Le cœur de Mary s’élançait vers lui en ce moment. La pauvre enfant se reprochait la souffrance de Perceval. Elle se sentait aimée, et, libre un instant de l’obsession sophistique exercée sur elle par lady Campbell, elle se sentait aimer.

Mais un des principaux traits du caractère de Frank était une fierté ombrageuse et poussant à l’excès la délicatesse de ses susceptibilités. Le premier moment de douleur passé, il se redressa dans son orgueil et mit un voile sur sa blessure.

Le cours de ses idées changea. Un instant, emporté par son amour, il avait été sur le point d’oublier le but réel de sa visite. Il était venu pour accuser, et nous l’avons vu jusqu’ici songer uniquement à se défendre. S’il eût continué un instant encore, s’il eût donné à Mary l’explication de la présence de Susannah à Dudley-House, la pauvre enfant, attendrie déjà et repentante du mal qu’elle venait de faire, se fût rendue bien vite, — et avec quelle joie !

Mais il ne plut pas à Perceval de poursuivre en ce moment l’explication annoncée.
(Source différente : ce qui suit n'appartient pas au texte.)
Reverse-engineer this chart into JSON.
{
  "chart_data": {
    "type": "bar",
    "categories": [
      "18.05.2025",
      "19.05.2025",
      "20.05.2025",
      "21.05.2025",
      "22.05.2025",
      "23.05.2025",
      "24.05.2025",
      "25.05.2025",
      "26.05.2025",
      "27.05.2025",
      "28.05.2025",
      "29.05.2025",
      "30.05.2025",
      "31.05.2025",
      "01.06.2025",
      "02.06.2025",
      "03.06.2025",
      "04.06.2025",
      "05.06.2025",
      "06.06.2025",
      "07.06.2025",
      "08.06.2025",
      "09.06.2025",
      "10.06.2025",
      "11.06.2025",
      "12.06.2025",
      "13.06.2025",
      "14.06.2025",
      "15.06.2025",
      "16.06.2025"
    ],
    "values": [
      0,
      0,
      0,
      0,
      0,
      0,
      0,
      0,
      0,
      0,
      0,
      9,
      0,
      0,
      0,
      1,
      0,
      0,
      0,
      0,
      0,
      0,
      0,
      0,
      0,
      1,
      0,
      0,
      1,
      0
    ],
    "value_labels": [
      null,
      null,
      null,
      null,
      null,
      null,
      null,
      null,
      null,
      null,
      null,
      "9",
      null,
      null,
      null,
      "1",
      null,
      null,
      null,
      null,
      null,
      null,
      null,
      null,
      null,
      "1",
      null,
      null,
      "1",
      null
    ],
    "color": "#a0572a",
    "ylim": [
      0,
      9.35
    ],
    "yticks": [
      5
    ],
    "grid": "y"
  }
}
— Madam, dit-il de cette voix grave et ferme qui force l’attention, j’ignorais que vous fussiez la fiancée de M. le marquis de Rio-Santo, mais si je l’avais su, je n’en aurais été que plus empressé à tenter la démarche qui nous met en présence… Je ne parle plus pour moi, madam… Quoi qu’il arrive, ma bouche ne laissera plus passer ni plaintes ni prières… Je tâcherai d’oublier comme vous ces chers souvenirs d’amour qui étaient mon plus précieux trésor… Il n’y a plus entre nous de serments, car ceux que vous m’aviez faits, je vous les rends, madam.

Mary écoutait, gardant l’attitude hautaine qu’elle avait prise au commencement de l’entretien, mais vaincue déjà au fond du cœur et retenant à grand’peine ses larmes, qui demandaient à couler.

Miss Stewart, toujours assise à son piano, laissait à l’aventure courir ses doigts sur le clavier et jouait, sans le savoir, le naïf refrain d’un chant gaélique.

— Mais si je n’espère plus, reprit Perceval, dont la voix s’adoucit, j’aime encore, et je n’ai rien fait, madam qui puisse me faire perdre le droit de veiller sur vous et de détourner, autant qu’il est en moi, l’affreux malheur qu’on suspend au dessus de votre tête…

— Je ne vous comprends pas, milord, balbutia Mary.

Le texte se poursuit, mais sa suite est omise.